The national team played two friendly matches in London, England on 3-8 July 2005 to gain experience for the then-upcoming World Championship. Turkey's world-level debut was at the 2005 World Championship in Rio de Janeiro, Brazil on 11–21 August, where they placed fifth. For preparations to the next World Championship, the national team held a joint training camp in Ankara with the England team in May 2007, and played two friendly matches. The first medal for Turkey came in bronze at the 2007 World Championship hosted by Turkey in Antalya on 11–21 November. Three more consecutive bronze medals followed in 2010 Crespo, 2012 Kaliningrad and 2014 Culiacán. The silver medal was won at the 2018 Guadalajara. The national team became world champions at the 2022 World Cup in Istanbul after defeating Angola in the final by 4–1.

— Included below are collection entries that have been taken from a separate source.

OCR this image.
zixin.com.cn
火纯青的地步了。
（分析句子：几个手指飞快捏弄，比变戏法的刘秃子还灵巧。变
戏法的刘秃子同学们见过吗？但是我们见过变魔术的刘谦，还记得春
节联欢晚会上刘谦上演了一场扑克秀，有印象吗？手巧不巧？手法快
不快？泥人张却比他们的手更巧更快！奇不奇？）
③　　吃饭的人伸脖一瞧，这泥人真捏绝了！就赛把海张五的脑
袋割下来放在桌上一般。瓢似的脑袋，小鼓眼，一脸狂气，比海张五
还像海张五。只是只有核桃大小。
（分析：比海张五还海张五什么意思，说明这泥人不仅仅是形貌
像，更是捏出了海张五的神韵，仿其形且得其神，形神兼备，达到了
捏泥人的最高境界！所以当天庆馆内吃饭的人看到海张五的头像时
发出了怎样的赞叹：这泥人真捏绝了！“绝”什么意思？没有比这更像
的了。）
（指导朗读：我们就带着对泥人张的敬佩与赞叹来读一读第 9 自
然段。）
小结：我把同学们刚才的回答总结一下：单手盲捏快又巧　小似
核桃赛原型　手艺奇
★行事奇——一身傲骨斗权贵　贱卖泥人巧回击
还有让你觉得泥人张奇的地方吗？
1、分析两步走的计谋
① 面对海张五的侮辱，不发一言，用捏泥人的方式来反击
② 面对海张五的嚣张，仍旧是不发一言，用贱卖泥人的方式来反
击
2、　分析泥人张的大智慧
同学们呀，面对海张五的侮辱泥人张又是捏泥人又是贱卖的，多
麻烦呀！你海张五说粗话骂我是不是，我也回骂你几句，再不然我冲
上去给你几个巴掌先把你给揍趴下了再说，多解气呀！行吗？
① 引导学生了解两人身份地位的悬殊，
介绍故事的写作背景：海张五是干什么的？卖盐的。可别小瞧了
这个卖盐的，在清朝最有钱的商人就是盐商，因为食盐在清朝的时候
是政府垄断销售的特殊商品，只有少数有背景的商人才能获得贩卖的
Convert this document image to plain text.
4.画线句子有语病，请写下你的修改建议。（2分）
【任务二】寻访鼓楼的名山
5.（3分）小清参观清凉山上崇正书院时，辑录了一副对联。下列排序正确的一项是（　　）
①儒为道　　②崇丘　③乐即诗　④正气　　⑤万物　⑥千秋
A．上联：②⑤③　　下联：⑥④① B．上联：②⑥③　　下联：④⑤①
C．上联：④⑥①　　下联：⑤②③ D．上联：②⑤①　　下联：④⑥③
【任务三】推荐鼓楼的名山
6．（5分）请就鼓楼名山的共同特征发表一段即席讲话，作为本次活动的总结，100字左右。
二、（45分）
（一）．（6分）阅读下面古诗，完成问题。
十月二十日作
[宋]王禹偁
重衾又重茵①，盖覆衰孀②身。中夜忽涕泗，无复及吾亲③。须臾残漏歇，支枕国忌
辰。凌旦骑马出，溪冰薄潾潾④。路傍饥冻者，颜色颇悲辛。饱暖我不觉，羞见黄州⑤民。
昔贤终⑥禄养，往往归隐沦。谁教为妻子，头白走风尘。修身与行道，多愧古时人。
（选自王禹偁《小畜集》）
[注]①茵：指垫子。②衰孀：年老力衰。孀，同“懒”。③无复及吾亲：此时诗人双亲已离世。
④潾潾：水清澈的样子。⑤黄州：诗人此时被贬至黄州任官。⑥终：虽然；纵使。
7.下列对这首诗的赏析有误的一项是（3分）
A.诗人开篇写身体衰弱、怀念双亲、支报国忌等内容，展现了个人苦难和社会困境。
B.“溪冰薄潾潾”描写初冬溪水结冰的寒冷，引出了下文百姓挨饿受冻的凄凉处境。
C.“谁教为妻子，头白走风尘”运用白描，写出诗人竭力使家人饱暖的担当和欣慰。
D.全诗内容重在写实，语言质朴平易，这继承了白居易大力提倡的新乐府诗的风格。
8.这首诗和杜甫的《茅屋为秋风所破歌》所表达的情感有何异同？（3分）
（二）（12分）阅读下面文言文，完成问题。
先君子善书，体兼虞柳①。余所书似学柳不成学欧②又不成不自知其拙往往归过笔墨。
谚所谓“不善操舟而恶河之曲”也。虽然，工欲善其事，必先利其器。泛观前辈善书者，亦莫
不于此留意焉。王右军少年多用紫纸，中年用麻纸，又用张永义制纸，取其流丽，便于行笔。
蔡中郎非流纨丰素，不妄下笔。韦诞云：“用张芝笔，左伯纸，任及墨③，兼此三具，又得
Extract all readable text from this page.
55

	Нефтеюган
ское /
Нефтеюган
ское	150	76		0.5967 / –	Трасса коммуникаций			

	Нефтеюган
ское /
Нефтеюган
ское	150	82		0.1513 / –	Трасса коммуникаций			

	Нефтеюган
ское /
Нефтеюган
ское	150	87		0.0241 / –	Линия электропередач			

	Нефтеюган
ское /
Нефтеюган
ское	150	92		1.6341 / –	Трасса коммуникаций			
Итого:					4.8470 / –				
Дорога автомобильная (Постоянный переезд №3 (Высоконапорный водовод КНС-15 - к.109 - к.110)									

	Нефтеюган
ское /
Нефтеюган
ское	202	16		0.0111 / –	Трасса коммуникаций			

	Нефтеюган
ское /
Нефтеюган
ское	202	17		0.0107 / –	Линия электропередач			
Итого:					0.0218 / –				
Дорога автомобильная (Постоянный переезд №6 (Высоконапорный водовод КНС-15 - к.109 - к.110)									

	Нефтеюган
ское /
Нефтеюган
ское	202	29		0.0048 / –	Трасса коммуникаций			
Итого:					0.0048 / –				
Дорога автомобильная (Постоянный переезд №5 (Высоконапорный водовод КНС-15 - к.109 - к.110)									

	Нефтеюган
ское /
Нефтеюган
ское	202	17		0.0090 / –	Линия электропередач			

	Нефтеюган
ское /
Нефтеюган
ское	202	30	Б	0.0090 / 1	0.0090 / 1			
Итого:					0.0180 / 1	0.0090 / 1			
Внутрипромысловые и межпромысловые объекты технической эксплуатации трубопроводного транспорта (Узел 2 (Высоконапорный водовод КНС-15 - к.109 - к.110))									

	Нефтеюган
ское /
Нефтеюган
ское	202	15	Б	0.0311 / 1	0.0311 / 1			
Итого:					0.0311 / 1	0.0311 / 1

Organized by the TBESF and TFF, Turkey hosted the European Amputee Football Championship in Antalya on 1–6 December 2008. The Turkey team took the silver medal losing to Russia 2–0 in the last match. In February 2015, Turkey was among the founding member countries of the European Amputee Football Federation (EAFF). The first official edition of the European championship organized by the EAFF took place in 2017 held in Istanbul. Turkey won the champion title by defeating England 2–1 in the final. Turkey won a second European gold medal in Kraków, Poland in 2021 beating Spain 5–0 in the final.